The appellate justices, however, said the state law fails to pass muster under the Illinois constitution, which requires nonprofit organizations to use property primarily for “charitable purposes” to be eligible for a property tax exemption. The justices noted the law was intended to clear up a controversy over just how much charity care hospitals should provide to qualify as charitable organizations, and thus be eligible for tax exempt status. But they said this kind of test - balancing a hospital’s purported benefits to the community against the hospital’s obligation to pay property taxes - effectively produces an unconstitutional system in which hospitals can purchase tax exemptions.
The appellate decision overturned a different conclusion reached by a Champaign County judge in 2014.
Now, the state Supreme Court will wade into the question, and is expected to hear arguments in coming months.

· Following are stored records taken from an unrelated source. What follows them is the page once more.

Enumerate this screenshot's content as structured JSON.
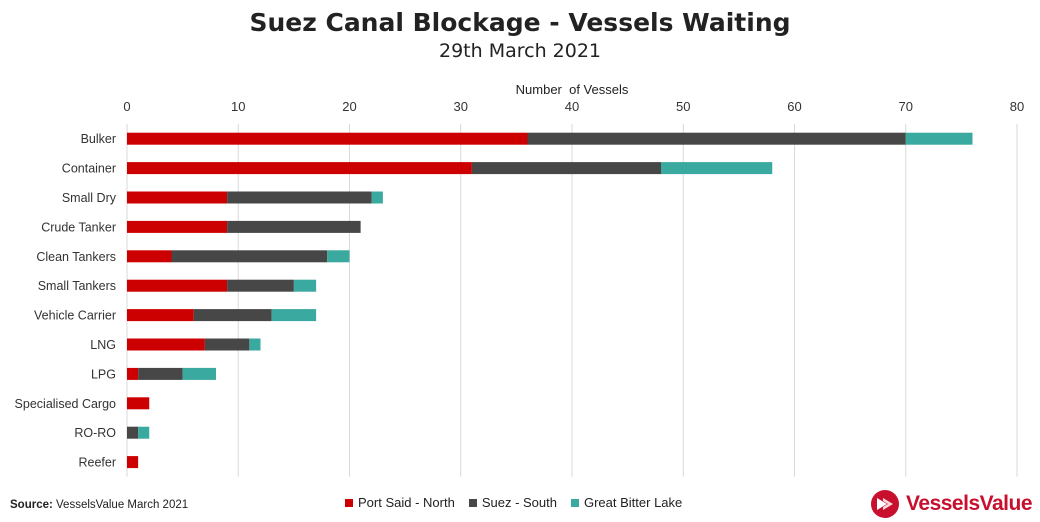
{
  "chart_data": {
    "type": "bar",
    "orientation": "horizontal",
    "stacked": true,
    "title": "Suez Canal Blockage - Vessels Waiting",
    "subtitle": "29th March 2021",
    "xlabel": "Number  of Vessels",
    "ylabel": "",
    "xlim": [
      0,
      80
    ],
    "xticks": [
      0,
      10,
      20,
      30,
      40,
      50,
      60,
      70,
      80
    ],
    "grid": true,
    "legend_position": "bottom",
    "categories": [
      "Bulker",
      "Container",
      "Small Dry",
      "Crude Tanker",
      "Clean Tankers",
      "Small Tankers",
      "Vehicle Carrier",
      "LNG",
      "LPG",
      "Specialised Cargo",
      "RO-RO",
      "Reefer"
    ],
    "series": [
      {
        "name": "Port Said - North",
        "color": "#cc0000",
        "values": [
          36,
          31,
          9,
          9,
          4,
          9,
          6,
          7,
          1,
          2,
          0,
          1
        ]
      },
      {
        "name": "Suez - South",
        "color": "#474747",
        "values": [
          34,
          17,
          13,
          12,
          14,
          6,
          7,
          4,
          4,
          0,
          1,
          0
        ]
      },
      {
        "name": "Great Bitter Lake",
        "color": "#3aa99f",
        "values": [
          6,
          10,
          1,
          0,
          2,
          2,
          4,
          1,
          3,
          0,
          1,
          0
        ]
      }
    ]
  },
  "footer": {
    "source_label": "Source:",
    "source_text": " VesselsValue March 2021",
    "logo_text": "VesselsValue",
    "logo_color": "#c8102e"
  }
}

The arguments will come even as a class action case is pending in Cook County Circuit Court, brought by a Chicago real estate investment entity against Evanston-based NorthShore Health System and a defendant class of all other Illinois hospitals, asserting the hospitals owe taxpayers for years of skirting their obligations to pay into the property tax system. Essentially, the case argues the tax burden on everyone else would have been lower if hospitals had not obtained unconstitutional property tax exemptions.

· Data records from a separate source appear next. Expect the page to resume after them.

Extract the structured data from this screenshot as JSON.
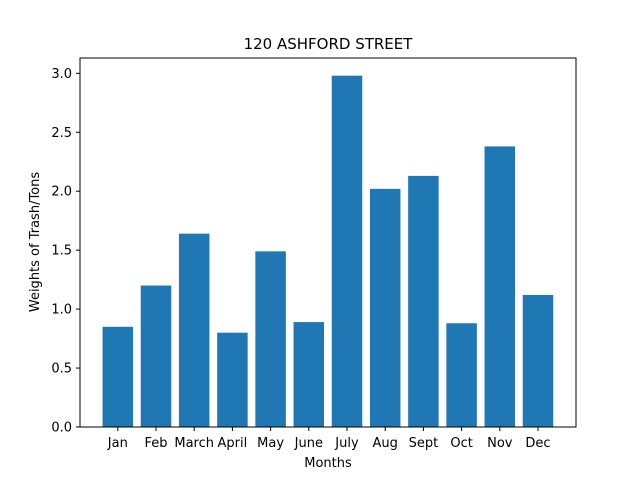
{
  "chart_data": {
    "type": "bar",
    "title": "120 ASHFORD STREET",
    "xlabel": "Months",
    "ylabel": "Weights of Trash/Tons",
    "categories": [
      "Jan",
      "Feb",
      "March",
      "April",
      "May",
      "June",
      "July",
      "Aug",
      "Sept",
      "Oct",
      "Nov",
      "Dec"
    ],
    "values": [
      0.85,
      1.2,
      1.64,
      0.8,
      1.49,
      0.89,
      2.98,
      2.02,
      2.13,
      0.88,
      2.38,
      1.12
    ],
    "ylim": [
      0,
      3.13
    ],
    "yticks": [
      0.0,
      0.5,
      1.0,
      1.5,
      2.0,
      2.5,
      3.0
    ],
    "ytick_labels": [
      "0.0",
      "0.5",
      "1.0",
      "1.5",
      "2.0",
      "2.5",
      "3.0"
    ],
    "bar_color": "#1f77b4",
    "grid": false,
    "legend": "none"
  }
}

The Cook County class action complaint relied heavily on the Fourth District’s opinion in the Carle Foundation case. It asks the court to order Illinois hospitals to pay an amount equal to what they would have paid in property taxes since 2014, plus interest.
The Carle Foundation case was one of seven cases the state high court agreed to take up in coming weeks and month.
The court also granted leave to appeal to those representing a group of Occupy movement protesters, who challenged the city of Chicago’s ability to use curfew restrictions to kick protesters out of Grant Park during overnight hours under threat of arrest, which, when it happened in 2011, the protesters said unconstitutionally impinged their First Amendment rights to assemble.
Should the state Supreme Court hear arguments in the case, it would mark the second time the high court has taken up the question. In December 2014, justices had vacated a First District Appellate Court ruling in favor of the city, ordering the appeals panel to reconsider in light of the protesters First Amendment claims.
However, in December 2015, the appeals court again sided with the city, saying the protesters did not have a constitutional right to simply occupy Grant Park for as long as they wished, preventing the Chicago Park District from maintaining the public property.
“Free assembly … is not without its limits,” the appellate justices wrote.
Other cases granted leave to appeal included:
Board of Education of Springfield School District 186 vs The Attorney General of Illinois, No. 120343 (Fourth District)
Christopher Wardwell vs Union Pacific Railroad Company, No. 120438 (Fifth District)
People of State of Illinois vs Archie C. Howard, No. 120443 (Third District)
Village of Bartonville vs Salvador Lopez, et. al., No. 120643 (Third District).
The court also declined to hear appeals in about 200 other cases.